O Plenário do Supremo Tribunal Federal (STF), por maioria de votos, julgou improcedente a Ação Direta de Inconstitucionalidade (ADI) 5311, ajuizada pelo Partido Republicano da Ordem Social (Pros) contra alterações introduzidas pela Lei 13.107/2015 nas regras para criação e fusão de legendas previstas na Lei dos Partidos Políticos (Lei 9.096/1995). A norma veda a contabilização de assinatura de eleitores filiados a outras legendas e impede a fusão ou a incorporação de partidos com menos de cinco anos. A decisão confirma o indeferimento de liminar pela Corte em setembro de 2015.

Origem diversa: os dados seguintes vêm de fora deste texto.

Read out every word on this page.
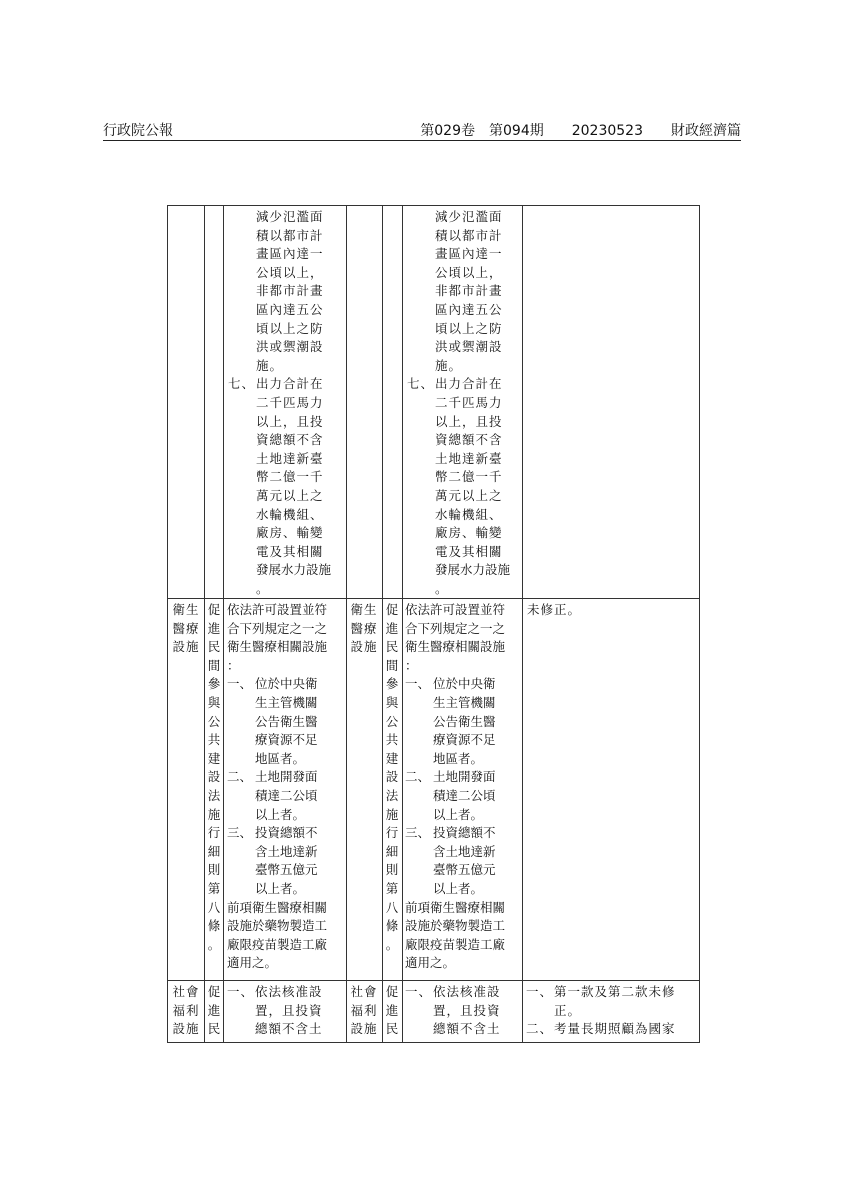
行政院公報	第029卷 第094期 20230523 財政經濟篇
減少氾濫面
積以都市計
畫區內達一
公頃以上，
非都市計畫
區內達五公
頃以上之防
洪或禦潮設
施。
七、出力合計在
二千匹馬力
以上，且投
資總額不含
土地達新臺
幣二億一千
萬元以上之
水輪機組、
廠房、輸變
電及其相關
發展水力設施
。
減少氾濫面
積以都市計
畫區內達一
公頃以上，
非都市計畫
區內達五公
頃以上之防
洪或禦潮設
施。
七、出力合計在
二千匹馬力
以上，且投
資總額不含
土地達新臺
幣二億一千
萬元以上之
水輪機組、
廠房、輸變
電及其相關
發展水力設施
。
衛生醫療設施
促
進
民
間
參
與
公
共
建
設
法
施
行
細
則
第
八
條
。
依法許可設置並符
合下列規定之一之
衛生醫療相關設施
：
一、 位於中央衛
生主管機關
公告衛生醫
療資源不足
地區者。
二、 土地開發面
積達二公頃
以上者。
三、 投資總額不
含土地達新
臺幣五億元
以上者。
前項衛生醫療相關
設施於藥物製造工
廠限疫苗製造工廠
適用之。
衛生醫療設施
促
進
民
間
參
與
公
共
建
設
法
施
行
細
則
第
八
條
。
依法許可設置並符
合下列規定之一之
衛生醫療相關設施
：
一、 位於中央衛
生主管機關
公告衛生醫
療資源不足
地區者。
二、 土地開發面
積達二公頃
以上者。
三、 投資總額不
含土地達新
臺幣五億元
以上者。
前項衛生醫療相關
設施於藥物製造工
廠限疫苗製造工廠
適用之。
未修正。
社會福利設施
促
進
民
一、依法核准設
置，且投資
總額不含土
社會福利設施
促
進
民
一、依法核准設
置，且投資
總額不含土
一、第一款及第二款未修
正。
二、考量長期照顧為國家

Na ação, o Pros questionava a constitucionalidade da expressão “considerando-se como tal aquele que comprove o apoiamento de eleitores não filiados a partido político” e o trecho “há, pelo menos, 5 (cinco) anos”, tempo mínimo de existência do partido com registro definitivo do Tribunal Superior Eleitoral (TSE) para a admissão de fusão ou incorporação de legendas.

A relatora da ADI, ministra Cármen Lúcia, afirmou em seu voto que a Constituição da República assegura a livre criação, fusão e incorporação de partidos políticos, desde que respeitados os princípios do sistema democrático-representativo e do pluripartidarismo, e a limitação criada em relação ao apoio para a criação de novos partidos está em conformidade com esses princípios.

Estelionato eleitoral

No entendimento da ministra, a regra apenas distingue cidadãos filiados e não filiados para efeito de conferência de legitimidade de apoio oferecido à criação de novos partidos políticos. Com isso, evita o estelionato eleitoral. “Os cidadãos são livres quantos às suas opções políticas, mas não são civicamente irresponsáveis nem descomprometidos com as escolhas formalizadas”, disse. Também a exigência temporal para a fusão e incorporação entre legendas, para a relatora, assegura o atendimento do compromisso do cidadão com sua opção partidária.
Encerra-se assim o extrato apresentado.